Der Kläger kann also frei wählen, ob er nachbessern lässt (Teilnahme an dem Rückruf) oder die Neulieferung eines Fahrzeugs aus der aktuellen Serienproduktion verlangt, ohne eine Nutzungsentschädigung bezahlen zu müssen. Nach Ansicht des Landgerichts Regensburg liegt keine sogenannte Unmöglichkeit für den Händler vor, weil nach den eigenen AGB des Händlers (es handelt sich um Standard AGB, die der gesamte VW Konzern verwendet) der Käufer eines Fahrzeugs weitgehende Konstruktion- oder Formänderungen ohnehin bei der Lieferung hinnehmen müsste und dies umgekehrt auch für den Verkäufer gelten muss. Die Nachlieferung eines Fahrzeugs aus der Folgeproduktion sei daher möglich, auch wenn das neue Modell eine andere Motorleistung oder sonstige technische Verbesserung aufweist.

Der Händler konnte sich auch nicht darauf berufen, dass die Nachbesserung erheblich kostengünstiger sei als die Lieferung eines neuen Fahrzeuges. Vor allem sei die Nachbesserung im Vergleich zur Nachlieferung für den Kläger erheblich nachteilhafter. Dies ergebe sich zum einen daraus, dass derzeit noch ungewiss ist, ob das angebotene Softwareupdate nachteilige Folgen haben wird. Zum anderen besteht Unsicherheit darin, ob der Wiederverkaufswert des betroffenen Fahrzeugs beeinträchtigt ist. Der ungewisse Ausgang der Nachbesserung führt nach Ansicht des Landgerichts Regensburg dazu, dass die Nachbesserung in der Form der Teilnahme an dem Rückruf wesentlich nachteilhafter ist als die Nachlieferung eines neuen Fahrzeugs. Außerdem drohe bei einer mangelhaften Nachbesserung eine Verjährung der Gewährleistungsrechte. Das Landgericht Regensburg führt dazu aus:

"Ergänzend ist zu berücksichtigen, dass bei mangelhafter Nachbesserung nach einer weit verbreiteten Meinung die Verjährung der Gewährleistungsrechte nur dann von neuem beginnt, wenn aus den Umständen anzunehmen ist, dass der Verkäufer den Mangel anerkennt (§ 212 Abs. 1 Nr. 1 BGB; vgl. auch Palandt/Weidenkaff, BGB, 2016, § 438 Rn. 16a). Das macht die Beklagte ausdrücklich nicht, sondern betont, dass sie das Update nur im Wege der Kulanz zur Verfügung stellt. Dadurch wird das Risiko des Scheiterns der Nachbesserung insofern auf den Käufer verlagert, als dieser seinen Anspruch auf Nachbesserung des Software-Updates möglicherweise im Klagewege durchsetzen muss, und er riskiert, dass seinem dahingehenden Anspruch der Verjährungseinwand entgegen gehalten wird."

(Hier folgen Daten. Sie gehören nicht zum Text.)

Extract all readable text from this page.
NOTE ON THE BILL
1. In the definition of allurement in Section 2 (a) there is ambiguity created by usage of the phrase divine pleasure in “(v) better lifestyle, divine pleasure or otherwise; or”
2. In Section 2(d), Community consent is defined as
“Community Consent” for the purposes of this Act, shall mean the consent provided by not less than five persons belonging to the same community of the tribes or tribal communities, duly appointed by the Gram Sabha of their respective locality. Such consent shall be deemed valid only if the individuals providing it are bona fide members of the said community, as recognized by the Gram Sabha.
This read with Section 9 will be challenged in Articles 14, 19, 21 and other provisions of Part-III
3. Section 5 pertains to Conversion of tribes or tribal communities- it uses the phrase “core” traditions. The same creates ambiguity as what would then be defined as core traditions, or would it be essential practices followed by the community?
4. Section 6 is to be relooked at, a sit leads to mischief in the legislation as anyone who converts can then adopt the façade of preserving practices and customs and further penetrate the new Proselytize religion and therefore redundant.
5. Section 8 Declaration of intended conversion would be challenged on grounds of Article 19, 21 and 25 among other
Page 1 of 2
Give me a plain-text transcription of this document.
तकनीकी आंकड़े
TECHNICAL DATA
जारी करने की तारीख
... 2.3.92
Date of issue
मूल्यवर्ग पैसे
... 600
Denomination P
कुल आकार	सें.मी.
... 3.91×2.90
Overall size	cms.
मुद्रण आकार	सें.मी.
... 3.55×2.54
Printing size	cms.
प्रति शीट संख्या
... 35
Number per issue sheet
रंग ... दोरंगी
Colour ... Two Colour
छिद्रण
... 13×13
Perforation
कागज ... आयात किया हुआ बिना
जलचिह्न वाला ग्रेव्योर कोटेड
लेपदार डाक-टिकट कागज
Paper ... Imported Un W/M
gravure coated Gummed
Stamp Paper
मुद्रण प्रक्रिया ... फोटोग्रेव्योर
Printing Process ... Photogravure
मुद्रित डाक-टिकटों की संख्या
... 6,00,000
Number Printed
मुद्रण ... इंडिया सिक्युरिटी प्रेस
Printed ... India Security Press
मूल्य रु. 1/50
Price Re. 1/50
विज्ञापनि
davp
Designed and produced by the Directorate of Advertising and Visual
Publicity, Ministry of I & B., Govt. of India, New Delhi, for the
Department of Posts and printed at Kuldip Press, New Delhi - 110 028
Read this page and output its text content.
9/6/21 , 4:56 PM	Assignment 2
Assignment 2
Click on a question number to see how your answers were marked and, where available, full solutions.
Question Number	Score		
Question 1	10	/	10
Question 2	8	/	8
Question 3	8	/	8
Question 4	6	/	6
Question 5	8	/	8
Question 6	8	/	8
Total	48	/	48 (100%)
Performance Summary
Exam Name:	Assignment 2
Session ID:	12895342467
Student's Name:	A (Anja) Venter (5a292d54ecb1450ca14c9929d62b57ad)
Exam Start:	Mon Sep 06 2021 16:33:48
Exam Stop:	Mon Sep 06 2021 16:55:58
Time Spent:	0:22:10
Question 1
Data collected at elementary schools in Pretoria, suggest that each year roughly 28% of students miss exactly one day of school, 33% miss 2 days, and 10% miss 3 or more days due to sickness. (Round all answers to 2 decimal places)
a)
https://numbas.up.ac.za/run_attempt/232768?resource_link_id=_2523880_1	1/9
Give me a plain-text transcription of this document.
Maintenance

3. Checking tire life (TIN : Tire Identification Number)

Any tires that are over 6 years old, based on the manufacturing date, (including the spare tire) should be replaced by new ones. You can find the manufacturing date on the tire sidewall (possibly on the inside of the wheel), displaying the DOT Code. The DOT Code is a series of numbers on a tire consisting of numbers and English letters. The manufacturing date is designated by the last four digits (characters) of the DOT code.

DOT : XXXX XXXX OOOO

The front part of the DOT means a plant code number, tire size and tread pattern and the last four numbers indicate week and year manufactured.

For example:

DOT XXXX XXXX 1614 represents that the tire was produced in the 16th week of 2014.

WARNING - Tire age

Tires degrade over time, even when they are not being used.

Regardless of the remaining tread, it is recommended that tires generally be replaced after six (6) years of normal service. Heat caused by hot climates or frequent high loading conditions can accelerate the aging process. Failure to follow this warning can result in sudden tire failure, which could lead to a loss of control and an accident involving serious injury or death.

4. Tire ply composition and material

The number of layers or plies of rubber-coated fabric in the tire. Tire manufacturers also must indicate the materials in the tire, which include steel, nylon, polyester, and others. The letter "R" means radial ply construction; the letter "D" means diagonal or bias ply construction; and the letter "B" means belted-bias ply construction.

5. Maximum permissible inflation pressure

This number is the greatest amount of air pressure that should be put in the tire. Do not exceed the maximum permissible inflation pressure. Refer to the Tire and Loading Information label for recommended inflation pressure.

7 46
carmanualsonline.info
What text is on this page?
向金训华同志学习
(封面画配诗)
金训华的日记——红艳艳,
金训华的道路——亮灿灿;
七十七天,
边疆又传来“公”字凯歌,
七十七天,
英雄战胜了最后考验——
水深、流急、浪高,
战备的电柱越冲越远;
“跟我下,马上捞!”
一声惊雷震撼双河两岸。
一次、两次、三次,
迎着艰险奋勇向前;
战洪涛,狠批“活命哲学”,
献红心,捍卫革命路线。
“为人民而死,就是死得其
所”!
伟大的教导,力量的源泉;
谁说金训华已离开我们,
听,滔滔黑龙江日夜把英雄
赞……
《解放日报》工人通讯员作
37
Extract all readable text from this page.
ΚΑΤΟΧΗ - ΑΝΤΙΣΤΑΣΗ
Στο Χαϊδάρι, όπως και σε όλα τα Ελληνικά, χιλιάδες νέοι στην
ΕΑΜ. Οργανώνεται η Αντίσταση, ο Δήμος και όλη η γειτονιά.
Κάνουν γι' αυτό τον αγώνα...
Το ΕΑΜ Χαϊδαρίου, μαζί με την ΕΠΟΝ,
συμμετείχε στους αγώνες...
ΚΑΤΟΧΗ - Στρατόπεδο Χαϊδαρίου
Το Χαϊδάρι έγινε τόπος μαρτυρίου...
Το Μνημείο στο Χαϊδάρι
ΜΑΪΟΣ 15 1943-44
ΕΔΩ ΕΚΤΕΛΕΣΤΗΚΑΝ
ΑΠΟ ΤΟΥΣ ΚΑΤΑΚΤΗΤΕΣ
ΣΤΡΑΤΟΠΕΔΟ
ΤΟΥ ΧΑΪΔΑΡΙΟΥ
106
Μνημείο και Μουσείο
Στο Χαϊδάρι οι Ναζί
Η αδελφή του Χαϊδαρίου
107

Soweit ersichtlich, ist dies bundesweit das erste Urteil eines Gerichts, welches einen Händler zur Nachlieferung eines Fahrzeugs aus der aktuellen Serienproduktion verurteilt, ohne dass der Geschädigte eine Nutzungsentschädigung bezahlen muss. Allein die Dr. Stoll & Sauer Rechtsanwaltsgesellschaft mbH führt aktuell rund 1000 Klageverfahren gegen Händler und die Volkswagen AG. Zudem vertritt und berät sie mehr als 30.000 Geschädigte im VW Abgasskandal. Aktuell ist das Urteil jedoch noch nichts rechtskräftig, sollte die geschehen dürften die Kosten selbst einen Konzern wie Volkswagen in eine bedrohliche existenzielle Lage bringen, allein in Deutschland über 2,6 Millionen Fahrzeuge betroffen.